Why is the root first? Remember, this is a living thing, taking in oxygen to change carbohydrates to energy for growth and giving off carbon dioxide (just as people do). 

The seedling must obtain water from its environment since new cells are rapidly made, and their tissues are largely water. The root goes to work gathering water from the very beginning.

As the seedling grows, using food stored in the seed and getting water and minerals from the soil using its root, it breaks out of the ground, and a shift in nutrition occurs.

As The Young Plant Reaches Light, It Turns Green

This is because it develops a green pigment, chlorophyll, within its cells. Now the plant can perform a function that is unique to the plant kingdom. It can make its food.

Have you ever thought about where your energy comes from? 

We eat plants, plant products, or animals. Those animals were pastured or fed corn or hay, so eventually, we returned to plants as a source of our food energy.

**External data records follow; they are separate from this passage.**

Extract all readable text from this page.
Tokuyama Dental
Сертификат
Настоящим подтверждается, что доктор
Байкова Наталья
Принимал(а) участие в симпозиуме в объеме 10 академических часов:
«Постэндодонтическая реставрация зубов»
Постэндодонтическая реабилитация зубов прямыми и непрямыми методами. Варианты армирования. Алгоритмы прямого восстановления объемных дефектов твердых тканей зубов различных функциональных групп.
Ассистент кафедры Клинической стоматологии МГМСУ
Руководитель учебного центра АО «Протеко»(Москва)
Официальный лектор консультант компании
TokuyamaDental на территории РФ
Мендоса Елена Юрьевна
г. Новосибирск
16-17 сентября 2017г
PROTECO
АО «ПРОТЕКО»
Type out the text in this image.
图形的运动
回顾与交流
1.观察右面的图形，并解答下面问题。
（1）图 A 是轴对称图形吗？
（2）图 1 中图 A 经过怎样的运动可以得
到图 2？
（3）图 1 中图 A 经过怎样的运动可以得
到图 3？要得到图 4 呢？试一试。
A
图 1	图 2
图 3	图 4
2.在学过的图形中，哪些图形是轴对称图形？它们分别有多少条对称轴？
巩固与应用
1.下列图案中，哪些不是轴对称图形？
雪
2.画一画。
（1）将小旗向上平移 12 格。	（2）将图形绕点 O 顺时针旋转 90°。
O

As for heat or light–that, too, probably comes from coal, petroleum, or methane gas, underground deposits of organic chemicals that started with plants long ago. 

Only hydroelectric power or solar cells can supply us with energy that does not involve plants.

This unique function of plants is photosynthesis, a topic for a later chapter, but important to us now in talking about the longitudinal axis of the plant we are growing.

As The Young Flowering Plant Unfolds

So our young flowering plant unfolds. An active, microscopic cluster of cells at the tip of each root produces more root cells, so the roots grow forward, reaching deeper into new sources of food and water. 

At the stem end, there is a similar clump of cells, always dividing, so the plant grows from the tip upward.

It is amazing how many people believe that a mark placed on a tree 10′ feet up will be much higher 20 years later. Plants do not grow that way. They grow from both ends.

It leaves behind tiny leaves that soon fill up with water and expand to full-sized foliage. There is more chlorophyll within these leaves, which are made like a photocell with many flat surfaces exposed to light. 

An ever-increasing amount of photosynthesis takes place. Photosynthesis (foto-SIN-the-sis) is the name given to a complex process by which a plant can make sugar out of carbon dioxide and water, using energy from sunlight. Much of the energy used by man comes from this source.

Flowering Plant Theme

We can now enlarge our theme of what a flowering plant is. It is a system of complex parts, each dependent on the others, but, taken as a whole, it is autotrophic. That is, it can manufacture its food. 

The root is responsible for water and mineral uptake, the upper parts’ physical support, and sometimes food storage.

The shoot, including everything above ground, consists of the stem (chiefly a pipeline carrying water and minerals up and foods down), leaves (at work in photosynthetic activities), and the blossoms destined to produce the seeds that will keep the species alive.